Camillus de Lellis was born in 1550 at Bucchianico (now in Abruzzo and then part of the Kingdom of Naples). His was an unusual family life; his mother was nearly 50 when she gave birth to him and his father, being an army officer, was rarely at home. Camillus’s mother died when he was aged 16 and he joined his father in the Venetian army fighting in the war against the Turks.
After his regiment was disbanded, the young De Lellis was forced to work as a labourer at the Capuchin friary at Manfredonia.
Although he was prone to aggression and gambling, the guardian of the friary encouraged the best in him. Eventually De Lellis
had a religious conversion in 1575. He entered the novitiate of the Capuchin friars but a leg wound from the war continuously plagued him and he was denied admission to that Order.
He moved to Rome and entered the Hospital of St James where he eventually became a caregiver and later the director. De Lellis was eventually ordained after discerning that he wanted to found a religious order, with the help of his spiritual director Philip Neri, he was ordained Pentecost 1584 by Lord Thomas Goldwell, Bishop of St Asaph, Wales, and the last surviving Catholic bishop of Great Britain.
De Lellis established the Order of Clerks Regular, Ministers to the Sick, better known as the Camillians, and he also founded a group of healthcare professionals to assist soldiers on the battlefield who wore large red crosses. They were the original Red Cross community who later became the International Red Cross Organisation.

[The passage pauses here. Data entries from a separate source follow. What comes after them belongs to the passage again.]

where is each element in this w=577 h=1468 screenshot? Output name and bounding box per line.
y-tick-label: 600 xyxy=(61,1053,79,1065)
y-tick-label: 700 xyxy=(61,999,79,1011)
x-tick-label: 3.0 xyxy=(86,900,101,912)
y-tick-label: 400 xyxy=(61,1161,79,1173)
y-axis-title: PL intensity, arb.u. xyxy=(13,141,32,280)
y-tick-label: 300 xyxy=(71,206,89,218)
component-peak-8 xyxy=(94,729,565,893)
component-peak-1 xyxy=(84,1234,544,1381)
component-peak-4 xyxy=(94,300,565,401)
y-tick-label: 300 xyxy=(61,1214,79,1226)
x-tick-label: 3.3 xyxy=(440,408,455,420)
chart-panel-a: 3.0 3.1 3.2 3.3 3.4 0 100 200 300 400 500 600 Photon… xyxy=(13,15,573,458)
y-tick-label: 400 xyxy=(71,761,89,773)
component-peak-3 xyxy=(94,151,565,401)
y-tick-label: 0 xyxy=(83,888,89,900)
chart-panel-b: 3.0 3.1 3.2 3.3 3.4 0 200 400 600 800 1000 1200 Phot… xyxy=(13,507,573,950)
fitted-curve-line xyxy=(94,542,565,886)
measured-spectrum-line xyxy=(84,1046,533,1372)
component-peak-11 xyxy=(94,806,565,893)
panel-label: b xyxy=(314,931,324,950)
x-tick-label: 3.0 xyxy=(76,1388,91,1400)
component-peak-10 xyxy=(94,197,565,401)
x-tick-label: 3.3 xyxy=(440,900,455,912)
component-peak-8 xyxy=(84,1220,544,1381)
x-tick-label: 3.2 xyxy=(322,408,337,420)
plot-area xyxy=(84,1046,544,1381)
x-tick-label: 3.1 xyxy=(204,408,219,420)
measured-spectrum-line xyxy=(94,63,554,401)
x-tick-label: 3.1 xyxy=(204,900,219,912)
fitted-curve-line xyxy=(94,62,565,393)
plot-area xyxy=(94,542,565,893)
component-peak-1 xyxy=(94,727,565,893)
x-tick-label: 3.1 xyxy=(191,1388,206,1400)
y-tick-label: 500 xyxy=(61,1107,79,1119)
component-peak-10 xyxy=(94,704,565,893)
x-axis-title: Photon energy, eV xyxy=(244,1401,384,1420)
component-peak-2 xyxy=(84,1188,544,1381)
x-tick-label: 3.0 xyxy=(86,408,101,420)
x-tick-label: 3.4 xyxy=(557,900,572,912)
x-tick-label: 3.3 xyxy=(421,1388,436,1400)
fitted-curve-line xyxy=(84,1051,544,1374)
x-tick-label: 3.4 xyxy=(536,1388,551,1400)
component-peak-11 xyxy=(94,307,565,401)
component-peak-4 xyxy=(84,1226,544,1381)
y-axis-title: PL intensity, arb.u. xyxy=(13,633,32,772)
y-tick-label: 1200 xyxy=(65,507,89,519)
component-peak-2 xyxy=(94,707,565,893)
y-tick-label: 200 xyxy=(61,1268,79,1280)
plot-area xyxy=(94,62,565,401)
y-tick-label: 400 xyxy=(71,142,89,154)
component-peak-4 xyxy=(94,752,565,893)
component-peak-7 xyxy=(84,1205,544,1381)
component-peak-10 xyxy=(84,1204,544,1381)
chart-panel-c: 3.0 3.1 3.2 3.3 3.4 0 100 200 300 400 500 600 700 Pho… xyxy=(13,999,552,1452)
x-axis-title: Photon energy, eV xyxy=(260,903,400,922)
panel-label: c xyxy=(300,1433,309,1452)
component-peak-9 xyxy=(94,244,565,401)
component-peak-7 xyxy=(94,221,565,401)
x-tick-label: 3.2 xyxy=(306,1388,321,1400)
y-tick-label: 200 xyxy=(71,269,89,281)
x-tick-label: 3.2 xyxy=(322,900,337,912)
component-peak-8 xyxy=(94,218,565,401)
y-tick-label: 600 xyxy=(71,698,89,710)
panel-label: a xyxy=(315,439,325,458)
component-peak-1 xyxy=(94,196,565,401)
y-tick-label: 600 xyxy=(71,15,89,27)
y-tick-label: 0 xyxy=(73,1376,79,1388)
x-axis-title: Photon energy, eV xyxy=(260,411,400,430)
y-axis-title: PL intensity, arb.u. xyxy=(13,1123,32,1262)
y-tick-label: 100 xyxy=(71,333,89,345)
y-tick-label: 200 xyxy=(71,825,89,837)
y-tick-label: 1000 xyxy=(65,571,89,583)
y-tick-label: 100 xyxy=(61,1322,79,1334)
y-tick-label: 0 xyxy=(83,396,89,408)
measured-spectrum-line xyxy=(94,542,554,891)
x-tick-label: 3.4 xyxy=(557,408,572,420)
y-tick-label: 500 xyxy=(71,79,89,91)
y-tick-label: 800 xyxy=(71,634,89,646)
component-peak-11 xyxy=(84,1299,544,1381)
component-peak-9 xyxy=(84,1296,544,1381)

During the Battle of Canizza in 1601 the Camillians’s tent was burned to the ground and everything was destroyed except the red cross of a religious habit belonging to one of their number. The Camillians interpreted this event as divine approval of the Red Cross of St Camillus.
In 1586 Pope Sixtus V formally recognised the Order as a congregation and allocated them the Church of St Mary Magdalene in Rome. Pope Gregory XV raised the congregation to the status of an order in 1591. At this point they established their fourth vow: “to serve the sick, even with danger to one’s own life”.
Although De Lellis was infirm himself he would crawl in order to visit the sick when unable to walk. He eventually died in Rome in 1614 and was entombed at the Church of St Mary Magdalene.